AI Features

Velocity includes built-in AI capabilities powered by a provider-agnostic LLM gateway. Features range from smart search to autonomous agents, with usage tracking and per-workspace budgets.

Overview

AI features in Velocity are plan-gated and can be enabled or disabled per workspace. Every AI call is tracked for token usage and cost, and workspaces have monthly spending budgets determined by their plan tier.

Highlights

AI Search

Hybrid keyword + semantic search across issues and documents. Understands meaning, not just keywords.

Smart Issue Creation

Describe an issue in natural language. AI extracts title, priority, team, labels, and project for you.

Available Features

Feature	Description	Min Plan
AI Search	Semantic search across issues and documents using vector embeddings. Results are merged with keyword matches in a hybrid approach. See AI Search.	Pro
AI Triage / Smart Create	Parse natural language into structured issue fields (title, description, priority, labels, team, project). Constrained to valid workspace values. See Smart Issue Creation.	Pro
AI Description Writer	Generate detailed issue descriptions from a brief title or summary.	Pro
AI Comment Drafting	Draft responses and updates for issue comments.	Pro
AI Summarization	Summarize long issue threads, projects, or documents into concise overviews.	Pro
AI Document Drafting	Generate full document drafts from a topic or outline.	Business
AI Release Notes	Auto-generate release notes from completed issues in a cycle or project.	Business
AI Agent	Autonomous agent that can research, plan, and execute multi-step tasks on your behalf.	Business
Bring Your Own Key	Use your own API keys for AI providers instead of Velocity’s built-in credits.	Enterprise

Plan Tiers & AI Budgets

Each plan includes a monthly AI spending budget. Usage is tracked in real time and visible in Settings → Billing.

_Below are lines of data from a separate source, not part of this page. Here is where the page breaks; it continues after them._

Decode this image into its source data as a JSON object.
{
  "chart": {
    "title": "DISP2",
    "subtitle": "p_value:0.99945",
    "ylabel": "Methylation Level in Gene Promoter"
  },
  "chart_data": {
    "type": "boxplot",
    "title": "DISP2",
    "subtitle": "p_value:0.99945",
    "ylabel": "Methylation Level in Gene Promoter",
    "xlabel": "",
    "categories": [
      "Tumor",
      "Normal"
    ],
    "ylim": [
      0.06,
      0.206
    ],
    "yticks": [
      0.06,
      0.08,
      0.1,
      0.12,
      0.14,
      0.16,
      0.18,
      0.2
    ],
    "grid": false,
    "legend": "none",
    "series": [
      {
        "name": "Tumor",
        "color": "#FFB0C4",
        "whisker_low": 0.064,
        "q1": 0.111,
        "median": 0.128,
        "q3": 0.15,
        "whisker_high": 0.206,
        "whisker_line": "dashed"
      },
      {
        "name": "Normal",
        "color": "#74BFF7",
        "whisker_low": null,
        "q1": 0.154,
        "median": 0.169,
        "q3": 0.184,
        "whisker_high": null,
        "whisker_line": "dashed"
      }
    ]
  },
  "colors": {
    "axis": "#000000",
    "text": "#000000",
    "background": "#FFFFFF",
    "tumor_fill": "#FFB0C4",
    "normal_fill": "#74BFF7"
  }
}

Plan	AI Enabled	Monthly Budget	Monthly Requests	Concurrent Streams
Free	No	—	—	1
Pro	Yes	$5	500	3
Business	Yes	$20	2,000	5
Enterprise	Yes	$100	Unlimited	10

LLM Gateway

Velocity uses a provider-agnostic LLM gateway that supports multiple AI providers. The gateway automatically routes requests through available providers and handles failover if one is unavailable.

Supported Providers

Provider	Default Model	Used For
MiniMax	MiniMax-M1	Primary completions and streaming
Kimi (Moonshot)	moonshot-v1-auto	Fallback completions
Anthropic	claude-sonnet-4-5-20250929	AI Agent, complex tasks
OpenAI	gpt-4o-mini	Embeddings (text-embedding-3-small), fallback

Gateway Features

Streaming responses — real-time token-by-token output with a typing cursor
Concurrent stream limits — controlled per plan tier to prevent abuse
Automatic retry — retries with exponential backoff on transient failures (429, 5xx)
Provider fallback — if the primary provider fails, automatically tries the next
Workspace overrides — workspaces can configure a preferred provider and model
BYOK support — Enterprise workspaces can use their own API keys

Embedding Pipeline

Velocity generates vector embeddings for issues and documents to power semantic search. Embeddings use OpenAI’s text-embedding-3-small model (1536 dimensions) and are stored in PostgreSQL via the pgvector extension with HNSW indexing.

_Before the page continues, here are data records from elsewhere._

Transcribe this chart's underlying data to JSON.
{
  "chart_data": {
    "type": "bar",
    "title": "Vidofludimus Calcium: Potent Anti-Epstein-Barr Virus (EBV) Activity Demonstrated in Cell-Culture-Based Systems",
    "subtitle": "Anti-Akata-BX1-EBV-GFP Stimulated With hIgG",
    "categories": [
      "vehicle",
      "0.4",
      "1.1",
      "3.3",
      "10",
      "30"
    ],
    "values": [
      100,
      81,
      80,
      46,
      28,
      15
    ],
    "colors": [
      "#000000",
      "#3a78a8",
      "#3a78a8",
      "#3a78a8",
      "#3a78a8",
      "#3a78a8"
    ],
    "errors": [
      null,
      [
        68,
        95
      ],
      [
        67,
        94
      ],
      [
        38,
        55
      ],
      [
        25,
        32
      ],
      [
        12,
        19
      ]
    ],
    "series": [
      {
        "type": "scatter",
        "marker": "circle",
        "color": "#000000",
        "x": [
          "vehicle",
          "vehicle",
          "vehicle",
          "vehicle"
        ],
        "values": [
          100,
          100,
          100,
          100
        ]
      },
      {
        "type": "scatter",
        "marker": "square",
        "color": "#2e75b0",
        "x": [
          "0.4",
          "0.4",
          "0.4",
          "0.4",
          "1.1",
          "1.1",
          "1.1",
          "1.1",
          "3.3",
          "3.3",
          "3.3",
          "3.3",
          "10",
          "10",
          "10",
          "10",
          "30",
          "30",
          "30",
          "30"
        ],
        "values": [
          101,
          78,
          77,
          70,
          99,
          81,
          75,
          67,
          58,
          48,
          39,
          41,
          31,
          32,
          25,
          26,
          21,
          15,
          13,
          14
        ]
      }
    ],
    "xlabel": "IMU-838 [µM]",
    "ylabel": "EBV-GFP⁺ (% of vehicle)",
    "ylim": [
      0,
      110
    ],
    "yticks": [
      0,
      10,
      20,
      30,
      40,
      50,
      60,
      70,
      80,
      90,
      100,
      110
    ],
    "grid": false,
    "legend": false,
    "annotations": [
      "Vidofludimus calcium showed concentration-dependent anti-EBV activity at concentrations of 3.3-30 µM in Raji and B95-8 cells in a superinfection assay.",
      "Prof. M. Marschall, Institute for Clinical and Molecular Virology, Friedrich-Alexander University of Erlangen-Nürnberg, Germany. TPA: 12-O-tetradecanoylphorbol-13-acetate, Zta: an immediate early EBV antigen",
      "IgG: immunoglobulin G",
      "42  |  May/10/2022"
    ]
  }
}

Embedding generation is fire-and-forget — when an issue or document is created or updated, an async request is dispatched to the embedding service. This means entity creation is never blocked by the embedding process. The embedding service deduplicates requests using content hashing to avoid unnecessary API calls.

Usage Tracking

Every AI API call is logged with:

Feature name (search, triage, agent, embedding, etc.)
Model and provider used
Input and output token counts
Cost in cents (calculated from per-model pricing)
Duration in milliseconds
User who triggered the request

Monthly aggregates are available via the aiUsage GraphQL query with per-feature breakdowns. Budget status is available via aiBudgetStatus.

Budget Enforcement

When a workspace approaches its monthly AI budget:

80% used — a soft warning is shown to workspace admins
100% used — AI features are blocked until the next billing cycle or an upgrade

Enterprise workspaces can set custom budget overrides via the setAiBudgetOverride mutation.

Streaming & Concurrent Limits

AI features that use streaming (like the AI agent and description writer) deliver responses in real time with a typing cursor animation. Each user has a concurrent stream limit based on their workspace’s plan tier. If you exceed the limit, the request is rejected with a 429 status — wait for an existing stream to finish before starting a new one.

Feature Flag Overrides

Workspace administrators can override plan-tier AI access using feature flags. Feature flags use the ai:<feature_name> key convention (e.g., ai:ai_search) and can be managed in the admin dashboard under Feature Flags.

Tip

Feature flag overrides take precedence over plan tier defaults, allowing you to grant specific AI features to individual workspaces regardless of their plan.